The lender hopes that the borrower will repay the loan and be classified into the NPA category for more than 12months.

Loss Assets

In this, the lender is entirely sure that the borrower will not be able to pay the loan, and then they are classified into the NPA category. After this, they sell their asset, which is pledged when the loan is sold at discounts

Special Considerations (Recovering losses)

This happened when the lender classified the borrower in the NPA category, and now they are going to sell their asset because they cannot pay the loan. And for selling, they look for some big companies who are masters in purchasing these types of investments. They sell the assets to these companies and try to recover the money they have given to the borrower. Even in some cases, even selling the lender asset is not enough. They may not be able to get the full money back that they have given to the NPA, so then they describe them as Bad debt and never provide them with a loan in the future.

Factors Contribute to NPA

When a bank lends the loan to the person whose capability of giving the loan is not confirmed, the bank takes a lot of risks in giving them the loans.

When they have to face the loss as the amount generated by selling off the NPA asset is not enough, they are still not able to generate that much money given to the borrower.

There are no appropriate means to collect the information between the commercial bank and the central NPA bank.

The bank should try to fund only those projects that look viable.

Impact of Non-Performing Assets on Operations

When the NPA is unable to return the money to the bank, even at sometimes selling the NPA assets, the bank has to face a massive loss as their property is not of that much value of the amount they have taken loan.

Because of the losses that occur due to NPA, these losses affect its own institution’s capital adequacy.

Preventive Measures to Prevent NPA

When a bank gives a loan to someone, they should consider their CIBIL score before passing any loan. By looking at the CIBIL score, they get an idea of how the person had dealt with their loans and whether they will be able to pay this loan or not.

Those who have taken big loans from the NPA bank have to be overseen, and the asset they pledge to serve is enough or not.
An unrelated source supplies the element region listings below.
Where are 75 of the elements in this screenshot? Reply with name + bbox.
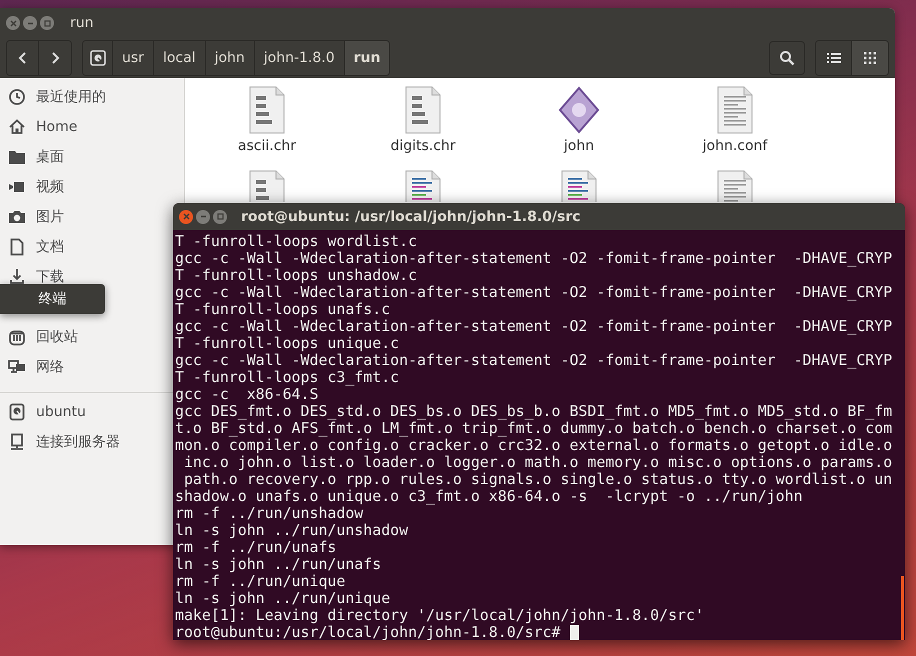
home-icon: [8, 118, 26, 136]
camera-icon: [8, 208, 26, 226]
file-name[interactable]: john.conf: [702, 138, 768, 154]
terminal-line: rm -f ../run/unshadow: [175, 505, 364, 522]
drive-button[interactable]: [83, 41, 113, 75]
tooltip: 终端: [0, 284, 105, 314]
scrollbar[interactable]: [901, 576, 904, 640]
terminal-line: T -funroll-loops unique.c: [175, 335, 400, 352]
terminal-line: T -funroll-loops unafs.c: [175, 301, 390, 318]
sidebar-item[interactable]: ubuntu: [0, 397, 92, 427]
terminal-line: gcc -c -Wall -Wdeclaration-after-statement -O2 -fomit-frame-pointer -DHAVE_CRYP: [175, 318, 892, 335]
terminal-line: ln -s john ../run/unafs: [175, 556, 382, 573]
maximize-button[interactable]: [40, 16, 54, 30]
back-icon: [16, 51, 28, 65]
terminal-line: shadow.o unafs.o unique.o c3_fmt.o x86-64.o -s -lcrypt -o ../run/john: [175, 488, 803, 505]
diamond-icon[interactable]: [558, 86, 600, 134]
file-name[interactable]: ascii.chr: [238, 138, 296, 154]
terminal-line: gcc -c -Wall -Wdeclaration-after-statement -O2 -fomit-frame-pointer -DHAVE_CRYP: [175, 284, 892, 301]
terminal-line: mon.o compiler.o config.o cracker.o crc32.o external.o formats.o getopt.o idle.o: [175, 437, 892, 454]
sidebar-item[interactable]: 最近使用的: [0, 82, 112, 112]
grid-view-button[interactable]: [852, 41, 888, 75]
close-button[interactable]: [6, 16, 20, 30]
terminal-line: gcc -c x86-64.S: [175, 386, 318, 403]
window-title: root@ubuntu: /usr/local/john/john-1.8.0/src: [241, 208, 581, 224]
terminal-line: T -funroll-loops wordlist.c: [175, 233, 418, 250]
close-icon: [8, 18, 18, 28]
minimize-button[interactable]: [196, 210, 210, 224]
maximize-icon: [214, 211, 226, 222]
terminal-line: ln -s john ../run/unshadow: [175, 522, 408, 539]
search-button[interactable]: [769, 41, 805, 75]
maximize-button[interactable]: [213, 210, 227, 224]
grid-icon: [864, 52, 876, 64]
sidebar-item[interactable]: 回收站: [0, 322, 84, 352]
terminal-prompt: root@ubuntu:/usr/local/john/john-1.8.0/src#: [175, 624, 560, 640]
drive-icon: [8, 403, 26, 421]
terminal-line: gcc DES_fmt.o DES_std.o DES_bs.o DES_bs_b.o BSDI_fmt.o MD5_fmt.o MD5_std.o BF_fm: [175, 403, 892, 420]
clock-icon: [8, 88, 26, 106]
document-icon: [8, 238, 26, 256]
back-button[interactable]: [7, 41, 39, 75]
search-icon: [779, 50, 795, 66]
terminal-line: ln -s john ../run/unique: [175, 590, 390, 607]
sidebar-item[interactable]: Home: [0, 112, 84, 142]
text-cursor: [570, 624, 578, 640]
file-name[interactable]: digits.chr: [390, 138, 456, 154]
close-icon: [180, 211, 192, 222]
sidebar-item[interactable]: 视频: [0, 172, 70, 202]
terminal-line: inc.o john.o list.o loader.o logger.o math.o memory.o misc.o options.o params.o: [182, 454, 892, 471]
path-button[interactable]: run: [344, 41, 390, 75]
terminal-line: t.o BF_std.o AFS_fmt.o LM_fmt.o trip_fmt.o dummy.o batch.o bench.o charset.o com: [175, 420, 892, 437]
terminal-line: path.o recovery.o rpp.o rules.o signals.o single.o status.o tty.o wordlist.o un: [182, 471, 892, 488]
close-button[interactable]: [179, 210, 193, 224]
window-title: run: [70, 15, 94, 31]
folder-icon: [8, 148, 26, 166]
sidebar-item[interactable]: 连接到服务器: [0, 427, 126, 457]
network-icon: [8, 358, 26, 376]
sidebar-item[interactable]: 网络: [0, 352, 70, 382]
sidebar-item[interactable]: 桌面: [0, 142, 70, 172]
list-view-button[interactable]: [816, 41, 852, 75]
file-name[interactable]: john: [564, 138, 594, 154]
drive-icon: [88, 49, 106, 67]
terminal-line: gcc -c -Wall -Wdeclaration-after-statement -O2 -fomit-frame-pointer -DHAVE_CRYP: [175, 250, 892, 267]
download-icon: [8, 268, 26, 286]
terminal-line: make[1]: Leaving directory '/usr/local/john/john-1.8.0/src': [175, 607, 704, 624]
sidebar-item[interactable]: 图片: [0, 202, 70, 232]
trash-icon: [8, 328, 26, 346]
list-icon: [826, 52, 840, 64]
sidebar-item[interactable]: 文档: [0, 232, 70, 262]
maximize-icon: [42, 18, 52, 28]
minimize-button[interactable]: [23, 16, 37, 30]
terminal-line: T -funroll-loops c3_fmt.c: [175, 369, 400, 386]
terminal-line: rm -f ../run/unafs: [175, 539, 336, 556]
terminal-line: gcc -c -Wall -Wdeclaration-after-statement -O2 -fomit-frame-pointer -DHAVE_CRYP: [175, 352, 892, 369]
terminal-line: rm -f ../run/unique: [175, 573, 346, 590]
terminal-line: T -funroll-loops unshadow.c: [175, 267, 418, 284]
computer-icon: [8, 433, 26, 451]
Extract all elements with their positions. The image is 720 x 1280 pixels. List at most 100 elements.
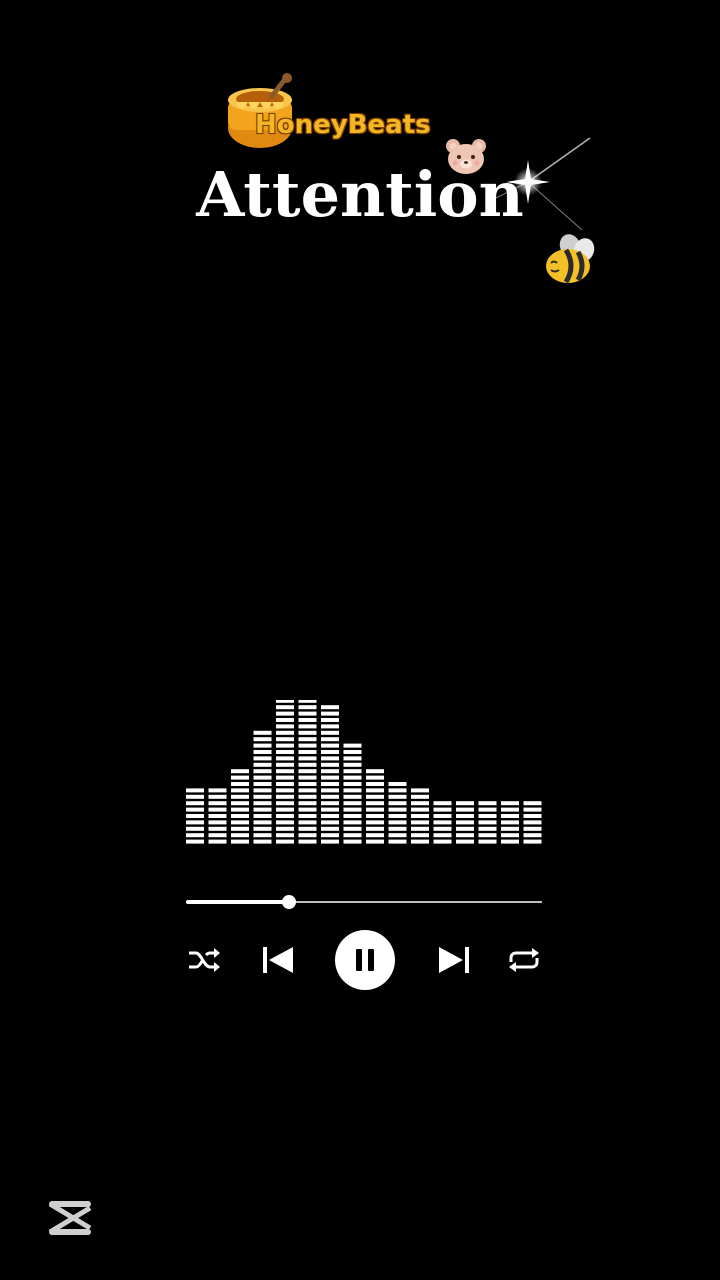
equalizer-segment bbox=[523, 833, 542, 838]
equalizer-segment bbox=[253, 820, 272, 825]
equalizer-segment bbox=[456, 839, 474, 844]
equalizer-segment bbox=[231, 833, 249, 838]
equalizer-segment bbox=[501, 807, 519, 812]
equalizer-bar bbox=[343, 743, 362, 844]
equalizer-segment bbox=[298, 820, 317, 825]
equalizer-segment bbox=[411, 833, 429, 838]
equalizer-bar bbox=[456, 801, 474, 844]
equalizer-bar bbox=[523, 801, 542, 844]
repeat-button[interactable] bbox=[504, 928, 544, 992]
shuffle-button[interactable] bbox=[186, 928, 222, 992]
equalizer-segment bbox=[388, 788, 407, 793]
equalizer-segment bbox=[298, 839, 317, 844]
equalizer-bar bbox=[388, 782, 407, 844]
equalizer-segment bbox=[321, 820, 339, 825]
equalizer-segment bbox=[343, 756, 362, 761]
equalizer-segment bbox=[276, 820, 294, 825]
equalizer-segment bbox=[321, 705, 339, 710]
equalizer-bar bbox=[253, 730, 272, 844]
equalizer-segment bbox=[388, 820, 407, 825]
equalizer-segment bbox=[366, 775, 384, 780]
equalizer-segment bbox=[231, 775, 249, 780]
equalizer-segment bbox=[321, 718, 339, 722]
equalizer-segment bbox=[298, 807, 317, 812]
equalizer-segment bbox=[456, 820, 474, 825]
equalizer-segment bbox=[298, 814, 317, 818]
equalizer-segment bbox=[343, 814, 362, 818]
equalizer-bar bbox=[501, 801, 519, 844]
equalizer-segment bbox=[208, 807, 227, 812]
previous-button[interactable] bbox=[258, 928, 298, 992]
equalizer-segment bbox=[343, 794, 362, 799]
equalizer-segment bbox=[208, 814, 227, 818]
equalizer-segment bbox=[298, 711, 317, 716]
equalizer-segment bbox=[321, 743, 339, 748]
equalizer-segment bbox=[253, 839, 272, 844]
equalizer-segment bbox=[321, 724, 339, 729]
equalizer-segment bbox=[456, 826, 474, 831]
equalizer-segment bbox=[276, 833, 294, 838]
next-button[interactable] bbox=[434, 928, 474, 992]
equalizer-segment bbox=[208, 839, 227, 844]
equalizer-segment bbox=[523, 826, 542, 831]
equalizer-segment bbox=[186, 833, 204, 838]
equalizer-segment bbox=[298, 794, 317, 799]
equalizer-segment bbox=[321, 826, 339, 831]
equalizer-segment bbox=[276, 769, 294, 774]
equalizer-segment bbox=[186, 794, 204, 799]
equalizer-segment bbox=[433, 807, 452, 812]
equalizer-segment bbox=[366, 839, 384, 844]
equalizer-segment bbox=[321, 737, 339, 742]
equalizer-segment bbox=[388, 826, 407, 831]
equalizer-segment bbox=[343, 833, 362, 838]
equalizer-segment bbox=[231, 820, 249, 825]
equalizer-segment bbox=[298, 756, 317, 761]
equalizer-segment bbox=[276, 801, 294, 806]
progress-fill bbox=[186, 900, 290, 904]
equalizer-segment bbox=[411, 839, 429, 844]
equalizer-segment bbox=[478, 814, 497, 818]
equalizer-segment bbox=[231, 769, 249, 774]
equalizer-segment bbox=[433, 833, 452, 838]
equalizer-segment bbox=[388, 807, 407, 812]
equalizer-segment bbox=[298, 743, 317, 748]
equalizer-segment bbox=[298, 782, 317, 786]
equalizer-segment bbox=[186, 826, 204, 831]
progress-bar[interactable] bbox=[186, 892, 542, 912]
equalizer-segment bbox=[253, 801, 272, 806]
equalizer-segment bbox=[343, 788, 362, 793]
playback-controls bbox=[186, 928, 542, 992]
equalizer-segment bbox=[366, 826, 384, 831]
pause-icon bbox=[335, 930, 395, 990]
equalizer-segment bbox=[411, 820, 429, 825]
equalizer-segment bbox=[276, 705, 294, 710]
equalizer-segment bbox=[321, 839, 339, 844]
equalizer-segment bbox=[411, 801, 429, 806]
equalizer-segment bbox=[321, 762, 339, 767]
equalizer-segment bbox=[298, 724, 317, 729]
equalizer-segment bbox=[208, 826, 227, 831]
equalizer-bar bbox=[366, 769, 384, 844]
equalizer-segment bbox=[253, 788, 272, 793]
equalizer-segment bbox=[388, 794, 407, 799]
bee-icon bbox=[546, 234, 595, 284]
equalizer-segment bbox=[321, 801, 339, 806]
equalizer-segment bbox=[298, 730, 317, 735]
equalizer-bar bbox=[321, 705, 339, 844]
progress-thumb[interactable] bbox=[282, 895, 297, 909]
equalizer-segment bbox=[231, 839, 249, 844]
equalizer-segment bbox=[186, 839, 204, 844]
equalizer-segment bbox=[321, 814, 339, 818]
equalizer-segment bbox=[523, 814, 542, 818]
equalizer-segment bbox=[366, 807, 384, 812]
equalizer-segment bbox=[186, 814, 204, 818]
equalizer-segment bbox=[253, 775, 272, 780]
equalizer-segment bbox=[388, 801, 407, 806]
equalizer-segment bbox=[366, 794, 384, 799]
equalizer-segment bbox=[321, 807, 339, 812]
equalizer-segment bbox=[276, 730, 294, 735]
equalizer-segment bbox=[253, 730, 272, 735]
pause-button[interactable] bbox=[333, 928, 397, 992]
equalizer-segment bbox=[231, 782, 249, 786]
equalizer-segment bbox=[343, 826, 362, 831]
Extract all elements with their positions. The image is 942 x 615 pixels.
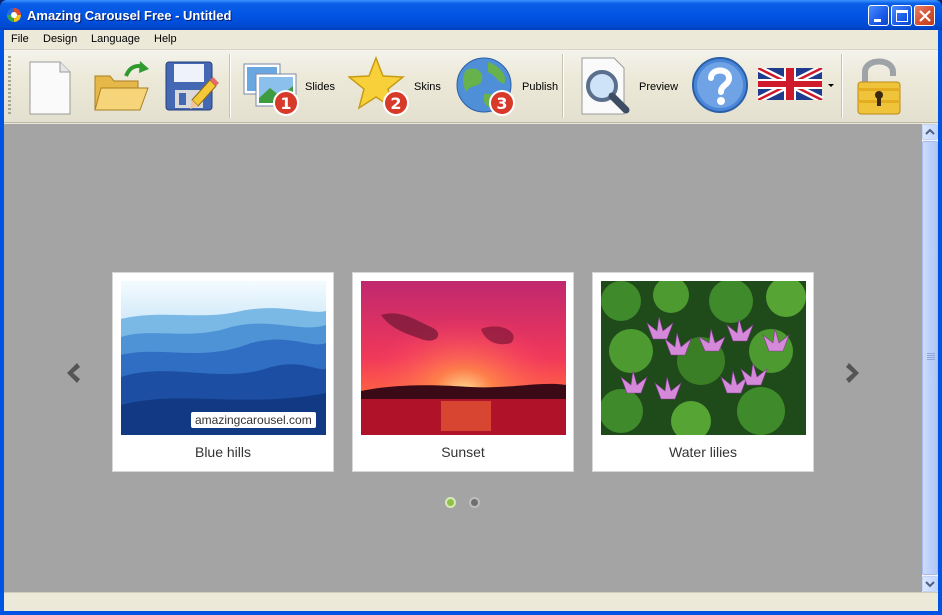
maximize-button[interactable] bbox=[891, 5, 912, 26]
minimize-button[interactable] bbox=[868, 5, 889, 26]
carousel-preview-area: amazingcarousel.com Blue hills Sunset Wa… bbox=[4, 124, 922, 592]
carousel-slide[interactable]: Sunset bbox=[352, 272, 574, 472]
menu-language[interactable]: Language bbox=[91, 33, 140, 45]
title-bar[interactable]: Amazing Carousel Free - Untitled bbox=[0, 0, 942, 30]
minimize-icon bbox=[874, 19, 881, 22]
toolbar: 1 Slides 2 Skins 3 Publish Preview bbox=[4, 50, 938, 123]
uk-flag-icon bbox=[758, 68, 824, 100]
close-icon bbox=[919, 10, 931, 22]
open-folder-icon bbox=[94, 61, 149, 111]
slides-icon bbox=[243, 63, 299, 116]
new-button[interactable] bbox=[26, 54, 74, 116]
toolbar-separator bbox=[841, 54, 843, 118]
save-button[interactable] bbox=[162, 54, 220, 116]
pagination-bullet[interactable] bbox=[469, 497, 480, 508]
slide-image-sunset bbox=[361, 281, 566, 435]
slide-caption: Sunset bbox=[441, 444, 485, 460]
language-selector[interactable] bbox=[758, 68, 824, 100]
publish-button[interactable]: 3 Publish bbox=[454, 54, 558, 116]
new-file-icon bbox=[29, 61, 71, 115]
scroll-up-icon bbox=[925, 128, 935, 135]
preview-button[interactable]: Preview bbox=[578, 54, 682, 116]
app-window: Amazing Carousel Free - Untitled File De… bbox=[0, 0, 942, 615]
slide-image-water-lilies bbox=[601, 281, 806, 435]
dropdown-arrow-icon[interactable] bbox=[828, 84, 834, 88]
pagination-bullet-active[interactable] bbox=[445, 497, 456, 508]
menu-help[interactable]: Help bbox=[154, 33, 177, 45]
step-badge: 3 bbox=[496, 94, 508, 113]
client-area: File Design Language Help 1 Slides 2 Ski… bbox=[4, 30, 938, 611]
app-logo-icon bbox=[7, 8, 21, 22]
menu-design[interactable]: Design bbox=[43, 33, 77, 45]
slide-image-blue-hills: amazingcarousel.com bbox=[121, 281, 326, 435]
register-lock-button[interactable] bbox=[854, 54, 904, 116]
help-button[interactable] bbox=[690, 54, 750, 116]
window-title: Amazing Carousel Free - Untitled bbox=[27, 8, 232, 23]
skins-button[interactable]: 2 Skins bbox=[348, 54, 444, 116]
step-badge: 2 bbox=[390, 94, 402, 113]
publish-label: Publish bbox=[522, 81, 559, 93]
help-icon bbox=[692, 57, 748, 113]
publish-globe-icon bbox=[456, 57, 515, 116]
vertical-scrollbar[interactable] bbox=[922, 124, 938, 592]
lock-icon bbox=[857, 58, 901, 115]
preview-magnifier-icon bbox=[581, 57, 630, 115]
toolbar-grip[interactable] bbox=[8, 56, 11, 116]
skins-label: Skins bbox=[414, 81, 441, 93]
save-disk-icon bbox=[165, 61, 219, 111]
scroll-up-button[interactable] bbox=[922, 124, 938, 140]
menu-file[interactable]: File bbox=[11, 33, 29, 45]
toolbar-separator bbox=[562, 54, 564, 118]
slide-caption: Water lilies bbox=[669, 444, 737, 460]
status-bar bbox=[4, 592, 938, 611]
watermark-label[interactable]: amazingcarousel.com bbox=[191, 412, 316, 428]
scroll-down-button[interactable] bbox=[922, 576, 938, 592]
slides-button[interactable]: 1 Slides bbox=[242, 54, 340, 116]
toolbar-separator bbox=[229, 54, 231, 118]
scroll-thumb[interactable] bbox=[922, 141, 938, 575]
close-button[interactable] bbox=[914, 5, 935, 26]
chevron-right-icon[interactable] bbox=[844, 361, 864, 385]
slides-label: Slides bbox=[305, 81, 335, 93]
carousel-slide[interactable]: Water lilies bbox=[592, 272, 814, 472]
scroll-down-icon bbox=[925, 581, 935, 588]
maximize-icon bbox=[896, 10, 908, 22]
menu-bar: File Design Language Help bbox=[4, 30, 938, 50]
slide-caption: Blue hills bbox=[194, 444, 252, 460]
carousel-slide[interactable]: amazingcarousel.com Blue hills bbox=[112, 272, 334, 472]
chevron-left-icon[interactable] bbox=[62, 361, 82, 385]
step-badge: 1 bbox=[280, 94, 292, 113]
preview-label: Preview bbox=[639, 81, 679, 93]
open-button[interactable] bbox=[92, 54, 152, 116]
The NPA bank should estimate their purchase in advance and then load accordingly.

They should circulate the NPA personal information very quickly so that every bank gets a warning about them, thus not letting them take any loan from any other bank.

Conclusion

So, in this article, we have learned about NPA’s, how NPA banks should give loans to the borrower, and what they have to keep in mind before providing the loan. What things should the borrower keep in mind before taking the loan? Even after taking the loan, they have to pay the interest and principal amount on time; otherwise, what consequences may they face? We also get an idea about different types of NPA loans and their subcategories.